Along with FUEL, grants were awarded to Ferndale Lower Elementary, Ferndale Middle School, & University High School. The four learning gardens were completed in the spring of 2018, with the help of excited students and leaders from around campus as well as Big Green volunteers. Students helped load the raised beds with healthy, organic soil and plant vegetable and fruit starts to be harvested throughout the growing season.

In our first ever harvest this past July, over 40 students and teachers came to our  gardens and learned about the different plants that they themselves had grown from seedlings (planted as a school in May) and studied the many edible parts of plants. Students tasted and harvested cilantro, dill, green beans, snap peas, and dragon beans. Volunteers were on hand to weigh each student’s individual harvest before they took home the fruit of their labors to share with their families. Corn and potatoes are still growing in the learning garden, awaiting a fall harvest. FUEL has been fortunate to
have a variety of vegetables in the gardens in the back of the school building, supported by the garden team of Ms. Hillebrand, Mr. Grzesik, and a team of dedicated parent volunteers, led by Christine Martin. Much of the harvest from these back gardens are used in the annual Fall Festival stew!

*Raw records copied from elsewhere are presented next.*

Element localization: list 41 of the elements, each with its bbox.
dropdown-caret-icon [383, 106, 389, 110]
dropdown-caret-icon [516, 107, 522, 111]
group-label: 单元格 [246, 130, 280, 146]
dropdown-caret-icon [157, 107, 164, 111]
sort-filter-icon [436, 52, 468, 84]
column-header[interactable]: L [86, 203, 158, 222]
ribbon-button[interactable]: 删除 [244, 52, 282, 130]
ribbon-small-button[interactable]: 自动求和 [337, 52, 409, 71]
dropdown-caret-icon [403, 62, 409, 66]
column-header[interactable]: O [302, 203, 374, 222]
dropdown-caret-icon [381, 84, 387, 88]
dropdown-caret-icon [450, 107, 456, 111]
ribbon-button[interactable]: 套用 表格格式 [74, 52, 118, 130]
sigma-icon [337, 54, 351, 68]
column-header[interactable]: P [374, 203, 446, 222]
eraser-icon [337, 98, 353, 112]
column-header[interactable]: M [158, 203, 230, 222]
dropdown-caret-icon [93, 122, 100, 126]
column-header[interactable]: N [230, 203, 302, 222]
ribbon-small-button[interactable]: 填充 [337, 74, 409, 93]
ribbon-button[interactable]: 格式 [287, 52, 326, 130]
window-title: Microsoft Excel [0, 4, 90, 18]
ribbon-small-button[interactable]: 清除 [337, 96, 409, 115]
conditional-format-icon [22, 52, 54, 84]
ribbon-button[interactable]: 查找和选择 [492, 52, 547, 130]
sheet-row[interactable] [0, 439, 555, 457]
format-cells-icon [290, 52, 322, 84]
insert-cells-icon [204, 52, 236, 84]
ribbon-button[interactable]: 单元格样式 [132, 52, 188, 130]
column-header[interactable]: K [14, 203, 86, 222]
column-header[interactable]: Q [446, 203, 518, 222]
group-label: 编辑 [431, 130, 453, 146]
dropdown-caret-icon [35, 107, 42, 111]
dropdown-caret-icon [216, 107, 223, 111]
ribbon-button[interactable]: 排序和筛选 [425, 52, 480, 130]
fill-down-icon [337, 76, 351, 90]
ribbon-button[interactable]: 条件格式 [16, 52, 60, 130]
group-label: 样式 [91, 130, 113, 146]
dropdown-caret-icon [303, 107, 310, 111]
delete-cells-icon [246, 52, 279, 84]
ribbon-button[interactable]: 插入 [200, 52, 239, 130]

These outdoor learning spaces help us meet the needs of our many learners. Our goal this fall is to have each classroom enjoy at least one fall and one spring lesson planting and/or harvesting in the Big Green garden using their Garden Bites curriculum. These lessons are STEM-focused and allow students to explore the gardens while also engaging in inquiry-based learning activities. It is also our goal to connect our school’s quarterly healthy eating tastings to what we are growing in our learning gardens, thus bridging different school activities into one coherent experience for our learning community.